Köpek can çekişiyordu.


“Beni dinleyecek misin aptal köpek? Tabii ki kendi ismimi söyleyeceğim. Dinle beni. Bir daha geldiğinde ona diyeceğim ki…”


Köpek acıyla havlayarak sözümü kesti ve yavaşça bükülerek öldü.


“Ona diyeceğim ki: Ben geliyorum. Ama lütfen acısız bir ölüm olsun. Güzel bir çiçeği koklarken mesela.”

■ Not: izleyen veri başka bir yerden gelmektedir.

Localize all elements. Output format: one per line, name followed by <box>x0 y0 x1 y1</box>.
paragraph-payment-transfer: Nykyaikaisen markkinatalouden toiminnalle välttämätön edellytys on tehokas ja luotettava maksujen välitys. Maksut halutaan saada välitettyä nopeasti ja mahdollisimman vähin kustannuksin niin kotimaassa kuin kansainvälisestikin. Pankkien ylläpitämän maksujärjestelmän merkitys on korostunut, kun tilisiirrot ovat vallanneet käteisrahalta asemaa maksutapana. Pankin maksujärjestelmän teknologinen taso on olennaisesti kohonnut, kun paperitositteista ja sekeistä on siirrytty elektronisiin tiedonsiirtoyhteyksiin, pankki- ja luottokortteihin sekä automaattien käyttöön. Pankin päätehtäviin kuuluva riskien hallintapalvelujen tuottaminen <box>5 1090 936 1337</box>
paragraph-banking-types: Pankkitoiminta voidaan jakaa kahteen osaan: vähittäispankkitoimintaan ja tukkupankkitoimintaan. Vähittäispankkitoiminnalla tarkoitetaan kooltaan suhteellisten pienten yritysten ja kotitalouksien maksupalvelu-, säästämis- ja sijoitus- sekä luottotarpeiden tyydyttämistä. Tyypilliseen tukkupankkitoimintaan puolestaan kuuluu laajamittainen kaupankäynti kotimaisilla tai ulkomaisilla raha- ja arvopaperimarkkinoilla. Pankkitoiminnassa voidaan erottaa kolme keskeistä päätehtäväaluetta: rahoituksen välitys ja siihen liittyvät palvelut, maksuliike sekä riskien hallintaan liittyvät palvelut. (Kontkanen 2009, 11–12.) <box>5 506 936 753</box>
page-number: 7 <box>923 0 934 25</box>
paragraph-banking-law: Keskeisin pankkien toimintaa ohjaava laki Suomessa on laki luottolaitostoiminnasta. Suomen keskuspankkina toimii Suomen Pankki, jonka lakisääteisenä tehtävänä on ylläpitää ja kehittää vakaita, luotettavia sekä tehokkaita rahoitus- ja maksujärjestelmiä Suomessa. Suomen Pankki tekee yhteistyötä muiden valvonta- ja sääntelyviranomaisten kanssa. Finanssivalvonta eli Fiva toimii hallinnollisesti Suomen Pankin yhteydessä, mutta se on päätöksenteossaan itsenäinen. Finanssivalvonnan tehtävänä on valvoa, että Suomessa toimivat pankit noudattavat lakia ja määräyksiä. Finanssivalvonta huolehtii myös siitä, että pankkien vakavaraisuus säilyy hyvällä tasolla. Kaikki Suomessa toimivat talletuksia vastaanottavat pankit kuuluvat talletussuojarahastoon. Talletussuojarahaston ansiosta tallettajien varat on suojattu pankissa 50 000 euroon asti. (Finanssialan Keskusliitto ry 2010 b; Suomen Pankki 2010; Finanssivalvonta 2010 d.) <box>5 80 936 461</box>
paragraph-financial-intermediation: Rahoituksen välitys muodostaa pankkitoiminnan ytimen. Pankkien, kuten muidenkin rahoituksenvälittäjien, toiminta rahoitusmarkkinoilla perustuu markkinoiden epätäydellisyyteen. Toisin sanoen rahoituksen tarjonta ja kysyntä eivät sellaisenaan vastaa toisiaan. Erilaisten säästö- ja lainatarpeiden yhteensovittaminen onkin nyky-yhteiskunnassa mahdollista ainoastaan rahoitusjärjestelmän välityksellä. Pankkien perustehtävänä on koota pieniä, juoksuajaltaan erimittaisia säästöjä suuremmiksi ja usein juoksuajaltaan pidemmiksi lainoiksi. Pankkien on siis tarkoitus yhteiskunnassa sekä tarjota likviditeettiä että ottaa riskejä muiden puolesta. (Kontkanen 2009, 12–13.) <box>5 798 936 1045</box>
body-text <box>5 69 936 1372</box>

Köpeği gömdüm. Başucuna kırılan sağ farımı diktim. Ertesi hafta oraya gidip şöyle yazan bir tahta parçası dikecektim oraya:


ŞINAV
Onu Ben Öldürdüm.
Kahrolası Brighton’a Gittiğimizi Sanıyordum
Şarkıdaki Gibi


*******


Bu hikayede insanlardan hiç biri ölmedi. Ölümden bu kadar bahsedip, hikayede ona pek fazla yol vermemek olmazdı. Bu yüzden zavallı bir köpeği kurban ettim. Biz üçümüz ölmedik tabii ki. Değiştiğimizle kaldık. Sonra baktık ki ölmüyoruz, eski halimize yavaş yavaş geri döndük. Yavaş yavaş, sonsuza dek yaşayacakmışçasına bir boşvermişlikle. İşte bu tam bize göre


(Üç-dört ay sonra öğreniyoruz ki, meğerse her birimizin rüyasına girmiş sırayla. Her birimize aynı şeyleri söylemiş. Tam 14 tane şeytanı çıplak elle öldürdüğünü. Ödülünün yanına istediği birini çağırabileceği olduğunu. Ödülü geri çevirmenin Tanrı’yı çok kızdıracağını.


Herkes de doğal olarak ilk başlarda bir fikir beyan etmekten kaçınmış. Sonra istemeden de olsa, isteyerek de olsa, kendi ismini söylemiş. Ve beklemeye başlamış. Beklerken de, düşüncelerini, adetlerini, prensiplerini değiştirir olmuş, ya gerçekten ölürsem diye.


“Bize yalan söyledin değil mi? Ödül filan yok değil mi? Zaten adil bir değiş-tokuş olmazdı bu. Egomuzu, benliğimizi ölümümüzle değiş-tokuş edemeyiz. Neden böyle seçimlerle geliyorsun ki? Herkesin kendi ismini söyleyeceğini biliyordun. Ama ayrıca, baksana, kim ölmek ister ki?”


“Bazılarımız. Ama her zaman değil. Ara sıra istediğimiz şeyleri de öyle ya da böyle istemiş oluyoruz. Bir şeyi bazen istiyor olmamız hiçbir zaman istememiş olduğumuz anlamına gelmez. Bir kere bile istesen… Ama içten…”)


-Normalde yapmadığımız hareketleri yapmaya başlıyorsak bilinçaltında ölüme hazırlanıyoruz demektir.- Bu sözü ben bulmadım. Ama ben yazdım.